『来てくれないか?』
「えっ…あの、えと…」
それって…お泊まり?だよね?
無駄に意識してしまい、胸がドキドキと鼓動している。
冷や汗なのか脂汗なのかよく分からないモノが、吹き出しそうな感じだ。
『嫌か?』
「えっ!?い、嫌…じゃ…ない」
嫌とかではなくて、ただ単に想像が豊かなだけだから!!なんて恥ずかしすぎて言えない。

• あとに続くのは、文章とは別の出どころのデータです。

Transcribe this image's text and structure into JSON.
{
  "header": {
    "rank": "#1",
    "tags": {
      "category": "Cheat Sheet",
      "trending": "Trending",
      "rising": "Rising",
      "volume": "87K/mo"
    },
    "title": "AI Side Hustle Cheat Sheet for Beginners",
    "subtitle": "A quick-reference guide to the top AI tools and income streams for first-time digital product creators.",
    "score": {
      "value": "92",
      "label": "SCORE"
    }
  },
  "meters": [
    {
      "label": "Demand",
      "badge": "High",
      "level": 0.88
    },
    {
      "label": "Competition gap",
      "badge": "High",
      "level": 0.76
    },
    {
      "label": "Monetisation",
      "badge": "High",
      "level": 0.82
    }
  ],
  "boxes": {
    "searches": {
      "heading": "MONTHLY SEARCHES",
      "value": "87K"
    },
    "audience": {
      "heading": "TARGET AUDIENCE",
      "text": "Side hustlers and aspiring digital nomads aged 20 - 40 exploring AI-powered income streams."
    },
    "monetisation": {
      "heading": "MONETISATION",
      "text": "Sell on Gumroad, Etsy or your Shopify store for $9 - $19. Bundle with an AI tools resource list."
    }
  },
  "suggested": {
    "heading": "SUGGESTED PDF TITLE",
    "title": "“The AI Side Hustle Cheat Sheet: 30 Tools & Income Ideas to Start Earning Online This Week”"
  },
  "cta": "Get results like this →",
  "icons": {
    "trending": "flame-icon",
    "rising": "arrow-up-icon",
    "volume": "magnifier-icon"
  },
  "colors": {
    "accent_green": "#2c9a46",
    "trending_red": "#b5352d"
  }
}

『じゃ、決定な。迎えに行こうか?それか…るぅに送ってもらうか?』
「えっ!?あ…うん、迎えに来て」
るぅに送ってもらうなんて…恥ずかしくて死ねるよ………。
『じゃあ…6時ぐらいでもいいか?』
腕時計は、まだ時間までは十分な時刻を示している。
「うん、分かった。6時ね」
顔が赤い気がして、軽く俯いて声を潜めた。
ダメだ……免疫なさすぎっ。
『じゃあ…待ってろな?』
優しい慶兄の声に、頭がクラクラする。
あれだけの顔を見ているもんだから、直で聞こえてくる声だけでドキドキと意識してしまう。
「は、はい…」
『じゃ、仕事戻るな?またな』
そう言って切られた電話は、機械音を響かせて会話の終了を知らせている。